The White House denied Wednesday that its summary of the phone call between President Donald Trump and the president of Ukraine contains omissions at crucial moments when Trump asked the foreign leader to help dig up dirt on political rival Joe Biden.
The document, which is not a verbatim transcript of the call, contains ellipses just after Trump launched into his request that Volodymyr Zelensky do “a favor,” which raised questions about potentially missing words or phrases:
“I would like you to find out what happened with this whole situation with Ukraine, they say Crowdstrike… I guess you have one of your wealthy people… The server, they say Ukraine has it.”
“Biden went around bragging that he stopped the prosecution so if you can look into it… It sounds horrible to me.”
The first quote is a reference to an unsubstantiated claim being pushed by Trump’s personal lawyer Rudy Giuliani that Ukraine played a role in hacking the Democratic National Committee during the 2016 campaign. The consensus among national security agencies places blame for the hack on Russia.
The second quote refers to a debunked claim being pushed by the president that Biden bragged about foiling a corruption probe into a Ukrainian company linked to his son Hunter Biden.
As a punctuation mark, ellipses typically indicate the omission of words or entire sentences from a quote, although they can also indicate when a speaker trails off.
A few hours after the release of the phone call memo, an unnamed White House source said the latter use of ellipses was applied here, the AP reported.
“The ellipses do not indicate missing words or phrases. They refer to a trailing off of a voice or pause. If there were missing words or phrases, they would be represented by brackets or redactions. This is the standard practice” at the White House, the official said.
The document released by the White House on Wednesday is not a word-for-word recreation of the call but a detailed memo based on “notes and recollections of Situation Room Duty Officers and NSC policy staff” who are assigned to listen to and take careful notes on the call in real time, a footnote cautions. A senior White House official told reporters that voice recognition software was also used to compile the memo.
On Wednesday, Senate Minority Leader Chuck Schumer signaled that Democrats weren’t ruling out the possibility that the transcript omitted vital details.
“This White House has a history of doctoring public disclosures to save the president from embarrassment,” he said in a statement. “If they do it for small things, like when they changed the transcript of the White House communications director saying the president ‘sinks three-foot putts’ into saying ‘he sinks 30-foot putts,’ then there’s no telling what they do in a document as consequential as this one.”
He continued, “Even with the possibility that the administration doctored or left out major sections, though, this document demonstrates that President Trump made it abundantly and redundantly clear to the president of the Ukraine that he wanted him to investigate his political opponent.”
The summary of the July 25 phone call is at the heart of explosive accusations that Trump leveraged United States foreign policy to damage Biden, who is a frontrunner for the 2020 Democratic presidential nomination.

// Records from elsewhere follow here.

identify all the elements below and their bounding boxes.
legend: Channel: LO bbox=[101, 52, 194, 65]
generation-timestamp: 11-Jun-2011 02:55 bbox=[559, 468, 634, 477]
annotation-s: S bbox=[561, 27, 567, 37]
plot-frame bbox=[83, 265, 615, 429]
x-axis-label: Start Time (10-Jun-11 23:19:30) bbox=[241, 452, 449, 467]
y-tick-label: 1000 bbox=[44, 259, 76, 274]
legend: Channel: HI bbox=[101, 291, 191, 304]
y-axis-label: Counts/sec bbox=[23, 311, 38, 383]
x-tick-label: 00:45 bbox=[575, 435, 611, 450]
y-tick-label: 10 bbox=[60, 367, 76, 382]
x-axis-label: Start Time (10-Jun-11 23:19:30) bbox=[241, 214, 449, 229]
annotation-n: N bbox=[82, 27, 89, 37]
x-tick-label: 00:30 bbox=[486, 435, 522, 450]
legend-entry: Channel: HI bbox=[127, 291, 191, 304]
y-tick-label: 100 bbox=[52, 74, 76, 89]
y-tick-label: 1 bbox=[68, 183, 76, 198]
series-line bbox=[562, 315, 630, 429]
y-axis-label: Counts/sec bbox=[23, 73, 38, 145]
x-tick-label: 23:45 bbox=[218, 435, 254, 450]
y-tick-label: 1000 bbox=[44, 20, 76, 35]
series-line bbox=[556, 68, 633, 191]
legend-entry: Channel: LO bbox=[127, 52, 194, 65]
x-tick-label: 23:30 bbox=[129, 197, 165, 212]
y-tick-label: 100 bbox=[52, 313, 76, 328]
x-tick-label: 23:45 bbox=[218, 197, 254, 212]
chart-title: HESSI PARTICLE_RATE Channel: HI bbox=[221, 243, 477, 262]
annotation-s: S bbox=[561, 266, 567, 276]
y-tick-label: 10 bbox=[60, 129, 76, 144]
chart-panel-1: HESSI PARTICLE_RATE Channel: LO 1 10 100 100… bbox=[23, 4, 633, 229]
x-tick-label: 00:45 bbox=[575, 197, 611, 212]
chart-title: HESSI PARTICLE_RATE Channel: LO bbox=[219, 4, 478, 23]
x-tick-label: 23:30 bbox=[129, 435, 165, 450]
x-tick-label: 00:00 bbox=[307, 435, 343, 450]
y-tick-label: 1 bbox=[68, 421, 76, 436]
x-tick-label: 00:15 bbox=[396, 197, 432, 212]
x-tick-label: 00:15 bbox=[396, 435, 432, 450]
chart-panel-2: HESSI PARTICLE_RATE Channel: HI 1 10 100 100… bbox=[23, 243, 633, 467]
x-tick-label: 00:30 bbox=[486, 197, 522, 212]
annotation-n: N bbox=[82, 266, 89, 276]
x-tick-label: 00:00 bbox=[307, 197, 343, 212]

On Tuesday, House Speaker Nancy Pelosi announced the start of a formal impeachment inquiry into Trump as he frustrated Congress’s attempts to investigate.
The White House initially resisted releasing a transcript of the call to Congress, as well as a whistleblower complaint that first brought the president’s actions under scrutiny. The White House reportedly plans to release the complaint, which Congress has a right to see by law, and facilitate congressional interviews of the whistleblower.
Earlier this week, Trump attempted to walk back the notion that he pressed Zelensky for his own political gain.
“The conversation I had was largely congratulatory, with largely corruption, all of the corruption taking place and largely the fact that we don’t want our people like Vice President Biden and his son creating to the corruption already in the Ukraine,” he told reporters at the White House.
During the call, Trump repeatedly asked Zelensky to contact his personal lawyer, Giuliani, or U.S. attorney general William Barr about opening a corruption probe against Biden.
“There is a lot of talk about Biden’s son, that Biden stopped the prosecution, and a lot of people want to find out about that,” Trump said, according to the phone call memo. “So whatever you can do with the attorney general would be great.”
The Justice Department claims Barr was unaware of Trump’s overtures to Zelensky.
Just days before the call took place, Trump had ordered his acting chief of staff to suspend $391 million in U.S. foreign aid to Ukraine, although the aid does not come up in the memo.
Trump has accused Biden of using his authority while he was vice president to force the dismissal of a Ukrainian prosecutor who was investigating a company with ties to Biden’s son.
Trump’s accusations, however, are not substantiated. Although Biden called for the prosector’s dismissal, he was one of many world leaders and good governance groups to do so, because of that prosecutor’s storied history of failing to bring corruption cases.
One entity with a history of corruption was Burisma Holdings, where Biden’s son Hunter was a paid board member beginning in 2014. But the United States under President Barack Obama actually pushed for a possible investigation into Burisma and its owner, and there is no evidence that Biden interfered.
Hunter Biden has been criticized for the appearance conflict of interest but is accused of no legal wrongdoing.